Son dönemlerde sürekli olarak artan ihracat, 2012 yılı birinci ve ikinci çeyrekte olduğu gibi üçüncü çeyrekte de Türkiye ekonomisinde büyümenin kaynağı olmayı sürdürmektedir. Bu dönemde ekonomik büyüme net ihracattaki artışla sağlanmış, ihracatın ithalattan daha fazla artması anlamına gelen bu durum ekonomik büyümeye önemli katkılar sağlamıştır. 2012 üçüncü çeyrek döneminde (Temmuz-Eylül) gerçekleşen ihracat miktarı, Euro Bölgesi borç krizine rağmen 2011'in aynı dönemine göre yüzde 13.7 artmıştır. Euro Bölgesine gerçekleşen ihracattaki azalma, Yakın ve Ortadoğu ülkelerine ve Afrika ülkelerine yapılan ihracat ile telafi edilerek borç krizinin olumsuz etkileri minimize edilmiştir. Türkiye, bu sayede coğrafi çeşitliliği sağlayarak hem pazar payını büyütmüş hem de ihracata pozitif bir ivme kazandırmıştır.
CARİ AÇIKTA AZALMA
Cari açığı azaltmak için özellikle ithalatta gerçekleşen azalış ile hem ekonomik büyüme bir önceki yıla göre hız kesmiş hem de cari açık kademeli olarak azalmıştır. Bu doğrultuda alınan ekonomik tedbirler ile cari açık bir önceki yıla kıyasla azalarak Ocak-Eylül döneminde GSYH içindeki payı yüzde 6.7'ya düşürülmüştür. 2012 sonunda ise cari açığın GSYH içindeki payının yüzde 7.3'e düşürülmesi öngörülmüştür. Bunun yanı sıra, 2011 Ocak-Eylül döneminde yüzde 54.7 olan ihracatın ithalatı karşılama oranı, ihracatta meydana gelen artış ve ithalatta meydana gelen azalma dolayısıyla 2012 Ocak-Eylül dönemi itibariyle yüzde 64'e yükselmiştir. Bu nedenle, 2012 için hedeflenen cari açık oranına ulaşma olasılığının yüksek ve cari açık için yapılan tasarımın öngörüldüğü şekliyle gerçekleşeceği beklenmektedir.

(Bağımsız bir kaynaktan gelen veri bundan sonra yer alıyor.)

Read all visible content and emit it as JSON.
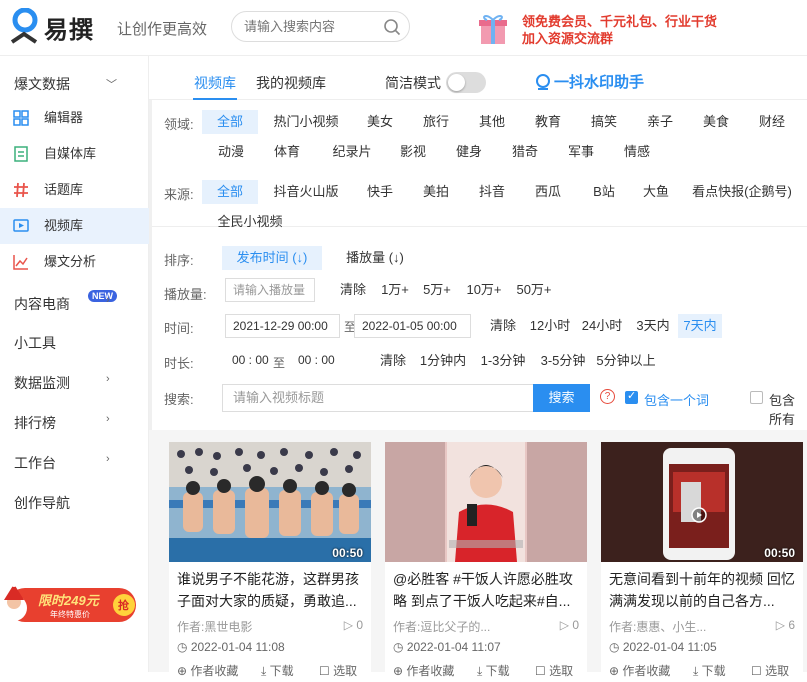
{
  "header": {
    "logo_text": "易撰",
    "slogan": "让创作更高效",
    "search_placeholder": "请输入搜索内容",
    "promo_line1": "领免费会员、千元礼包、行业干货",
    "promo_line2": "加入资源交流群"
  },
  "sidebar": {
    "group_viral": "爆文数据",
    "items": [
      {
        "label": "编辑器",
        "icon": "grid-icon"
      },
      {
        "label": "自媒体库",
        "icon": "document-icon"
      },
      {
        "label": "话题库",
        "icon": "hashtag-icon"
      },
      {
        "label": "视频库",
        "icon": "video-icon"
      },
      {
        "label": "爆文分析",
        "icon": "chart-line-icon"
      }
    ],
    "groups": [
      {
        "label": "内容电商",
        "badge": "NEW"
      },
      {
        "label": "小工具"
      },
      {
        "label": "数据监测"
      },
      {
        "label": "排行榜"
      },
      {
        "label": "工作台"
      },
      {
        "label": "创作导航"
      }
    ],
    "sale_text": "限时249元",
    "sale_sub": "年终特惠价",
    "sale_tag": "抢"
  },
  "tabs": {
    "video_library": "视频库",
    "my_library": "我的视频库",
    "simple_mode": "简洁模式",
    "watermark_helper": "一抖水印助手"
  },
  "filters": {
    "domain_label": "领域:",
    "domains_row1": [
      "全部",
      "热门小视频",
      "美女",
      "旅行",
      "其他",
      "教育",
      "搞笑",
      "亲子",
      "美食",
      "财经"
    ],
    "domains_row2": [
      "动漫",
      "体育",
      "纪录片",
      "影视",
      "健身",
      "猎奇",
      "军事",
      "情感"
    ],
    "source_label": "来源:",
    "sources_row1": [
      "全部",
      "抖音火山版",
      "快手",
      "美拍",
      "抖音",
      "西瓜",
      "B站",
      "大鱼",
      "看点快报(企鹅号)"
    ],
    "sources_row2": [
      "全民小视频"
    ],
    "sort_label": "排序:",
    "sort_options": [
      "发布时间 (↓)",
      "播放量 (↓)"
    ],
    "plays_label": "播放量:",
    "plays_placeholder": "请输入播放量",
    "plays_options": [
      "清除",
      "1万+",
      "5万+",
      "10万+",
      "50万+"
    ],
    "time_label": "时间:",
    "time_start": "2021-12-29 00:00",
    "time_to": "至",
    "time_end": "2022-01-05 00:00",
    "time_options": [
      "清除",
      "12小时",
      "24小时",
      "3天内",
      "7天内"
    ],
    "duration_label": "时长:",
    "duration_start": "00 : 00",
    "duration_to": "至",
    "duration_end": "00 : 00",
    "duration_options": [
      "清除",
      "1分钟内",
      "1-3分钟",
      "3-5分钟",
      "5分钟以上"
    ],
    "search_label": "搜索:",
    "search_placeholder": "请输入视频标题",
    "search_button": "搜索",
    "include_one": "包含一个词",
    "include_all": "包含所有"
  },
  "cards": [
    {
      "duration": "00:50",
      "title": "谁说男子不能花游，这群男孩子面对大家的质疑，勇敢追...",
      "author": "作者:黑世电影",
      "count": "0",
      "date": "2022-01-04 11:08",
      "act_collect": "作者收藏",
      "act_download": "下载",
      "act_select": "选取"
    },
    {
      "duration": "",
      "title": "@必胜客 #干饭人许愿必胜攻略 到点了干饭人吃起来#自...",
      "author": "作者:逗比父子的...",
      "count": "0",
      "date": "2022-01-04 11:07",
      "act_collect": "作者收藏",
      "act_download": "下载",
      "act_select": "选取"
    },
    {
      "duration": "00:50",
      "title": "无意间看到十前年的视频 回忆满满发现以前的自己各方...",
      "author": "作者:惠惠、小生...",
      "count": "6",
      "date": "2022-01-04 11:05",
      "act_collect": "作者收藏",
      "act_download": "下载",
      "act_select": "选取"
    }
  ],
  "colors": {
    "accent": "#2a8ef0",
    "promo": "#e23b2e"
  }
}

2012 ilk dokuz aylık dönemde yüzde 2.6 büyüyen ekonominin, 2012 için hedeflenen yüzde 3.2'ye ulaşması için son çeyrekte yüzde 4 üzerinde büyüme gerçekleştirmesi gerekir. Önümüzdeki dönemlerde daha yüksek büyüme oranlarına ulaşmak için, Merkez Bankası'nın olası politika faizinde indirime gitmesi artık zorunlu hale gelmiştir. Politika faiz oranındaki olası indirimler, kredi faizlerinin önemli oranda düşmesine ve dolayısıyla önümüzdeki dönemlerde iç talebin de ekonomik büyümeye katkı yapmasına yardımcı olacaktır.
Diğer yandan, Türkiye'nin kredi notunun yatırım yapılabilir seviye yükselmesi ile olası sermaye girişleri TL'nin değerlenmesine neden olabilir. Bu dönemde ekonomik büyümenin lokomotifi olan ihracatta devam eden artış trendin sürdürülmesi ve ekonomik büyümenin devam etmesi için, TL'nin aşırı değerlenmemesi gerekir.